The Reserves line on the liability side of the Feds balance sheet is the mirror image of the “Cash” line on the asset side of banks’ balance sheets, right? (Plus small amounts of vault cash)
Which bank(s) then get their Cash assets “extinguished”, and how does that work? Does Jamie Dimon wake up one day to see that the Fed deleted out $Xbn from JPM’s balance sheet?
Not trying to be hyperbolic, I follow everything else in the post (I think), I’m just very curious on the specific mechanics on how the maturing securities at the Fed impact reserves if they are not re-invested.
Thanks!!!
Why does QT directly reduce deposits? Aren’t the QE created deposits payment for the purchases of non-bank held securities?
I still don’t understand how QT reduces the money supply. The explanation initially seems reasonable, more examination reveals that it is not supported.

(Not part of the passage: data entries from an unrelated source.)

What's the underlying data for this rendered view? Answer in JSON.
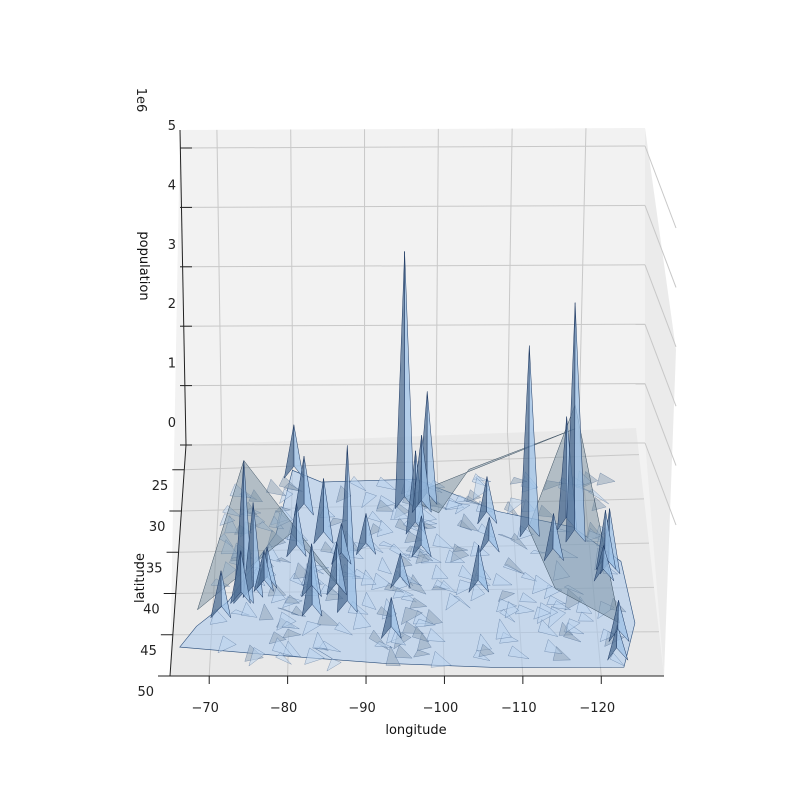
{
  "chart_data": {
    "type": "surface3d",
    "title": "",
    "xlabel": "longitude",
    "ylabel": "latitude",
    "zlabel": "population",
    "z_offset_label": "1e6",
    "xlim": [
      -65,
      -128
    ],
    "ylim": [
      22,
      50
    ],
    "zlim": [
      0,
      5.2
    ],
    "x_ticks": [
      -70,
      -80,
      -90,
      -100,
      -110,
      -120
    ],
    "y_ticks": [
      25,
      30,
      35,
      40,
      45,
      50
    ],
    "z_ticks": [
      0,
      1,
      2,
      3,
      4,
      5
    ],
    "x_tick_labels": [
      "−70",
      "−80",
      "−90",
      "−100",
      "−110",
      "−120"
    ],
    "y_tick_labels": [
      "25",
      "30",
      "35",
      "40",
      "45",
      "50"
    ],
    "z_tick_labels": [
      "0",
      "1",
      "2",
      "3",
      "4",
      "5"
    ],
    "grid": true,
    "surface_color": "#a9c8ec",
    "edge_color": "#2c4f7c",
    "pane_color": "#f2f2f2",
    "peaks": [
      {
        "lon": -74.0,
        "lat": 40.7,
        "z": 2.3
      },
      {
        "lon": -75.2,
        "lat": 40.0,
        "z": 1.5
      },
      {
        "lon": -71.1,
        "lat": 42.4,
        "z": 0.7
      },
      {
        "lon": -77.0,
        "lat": 38.9,
        "z": 0.6
      },
      {
        "lon": -80.2,
        "lat": 25.8,
        "z": 0.8
      },
      {
        "lon": -84.4,
        "lat": 33.7,
        "z": 1.0
      },
      {
        "lon": -87.6,
        "lat": 41.9,
        "z": 2.7
      },
      {
        "lon": -83.0,
        "lat": 42.3,
        "z": 0.9
      },
      {
        "lon": -95.4,
        "lat": 29.8,
        "z": 4.2
      },
      {
        "lon": -96.8,
        "lat": 32.8,
        "z": 1.3
      },
      {
        "lon": -98.5,
        "lat": 29.4,
        "z": 1.8
      },
      {
        "lon": -97.7,
        "lat": 30.3,
        "z": 1.2
      },
      {
        "lon": -93.3,
        "lat": 45.0,
        "z": 0.6
      },
      {
        "lon": -104.9,
        "lat": 39.7,
        "z": 0.7
      },
      {
        "lon": -112.1,
        "lat": 33.4,
        "z": 3.1
      },
      {
        "lon": -117.2,
        "lat": 32.7,
        "z": 1.8
      },
      {
        "lon": -118.2,
        "lat": 34.1,
        "z": 3.9
      },
      {
        "lon": -122.4,
        "lat": 37.8,
        "z": 1.0
      },
      {
        "lon": -121.9,
        "lat": 37.3,
        "z": 0.9
      },
      {
        "lon": -122.3,
        "lat": 47.6,
        "z": 0.5
      },
      {
        "lon": -122.7,
        "lat": 45.5,
        "z": 0.6
      },
      {
        "lon": -115.1,
        "lat": 36.2,
        "z": 0.7
      },
      {
        "lon": -86.8,
        "lat": 36.2,
        "z": 0.6
      },
      {
        "lon": -81.7,
        "lat": 30.3,
        "z": 0.9
      },
      {
        "lon": -90.1,
        "lat": 35.1,
        "z": 0.6
      },
      {
        "lon": -86.2,
        "lat": 39.8,
        "z": 0.8
      },
      {
        "lon": -82.9,
        "lat": 40.0,
        "z": 0.8
      },
      {
        "lon": -80.8,
        "lat": 35.2,
        "z": 0.8
      },
      {
        "lon": -106.5,
        "lat": 31.8,
        "z": 0.7
      },
      {
        "lon": -106.6,
        "lat": 35.1,
        "z": 0.5
      },
      {
        "lon": -97.5,
        "lat": 35.5,
        "z": 0.6
      },
      {
        "lon": -94.6,
        "lat": 39.1,
        "z": 0.5
      },
      {
        "lon": -76.6,
        "lat": 39.3,
        "z": 0.6
      },
      {
        "lon": -73.6,
        "lat": 40.7,
        "z": 0.8
      },
      {
        "lon": -121.5,
        "lat": 38.6,
        "z": 0.5
      }
    ]
  }
}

The Fed will not utilize the money from QT to buy newly issued Treasury bonds because they do not roll over matured bonds but the treasury will and, it is evident that debt is being rolled over. Treasury pays the previous Treasury with freshly minted Treasury.
Therefore if fed doesn’t turn over. All they had to do was accept their proceeds, then their cash balance would have gone up while the Treasury went down. If we take the investors out of the equation, the game is a net net zero sum. As such I don’t understand how QT impacts the money supply.
Yields offered by money-market funds — vehicles that invest in a variety of cash-like instruments ranging from Treasury bills to repurchase agreements, as well as a key facility provided by the Fed itself — are now “well above” rates offered by banks
That’s creating the scope for cash to flow into these types of funds and out of the banking sector dwindling the bank reserve to an uncomfortably low level might be a better explanation.
The proceeds from investing into these MMF often ends up in RRP. And the reverse repo has to unwind at some point in the future therefore the effect of reduction in the money supply should be temporary. However the severe contraction in M2 money stock happened for quite a while so I don’t know whether it is a good explanation.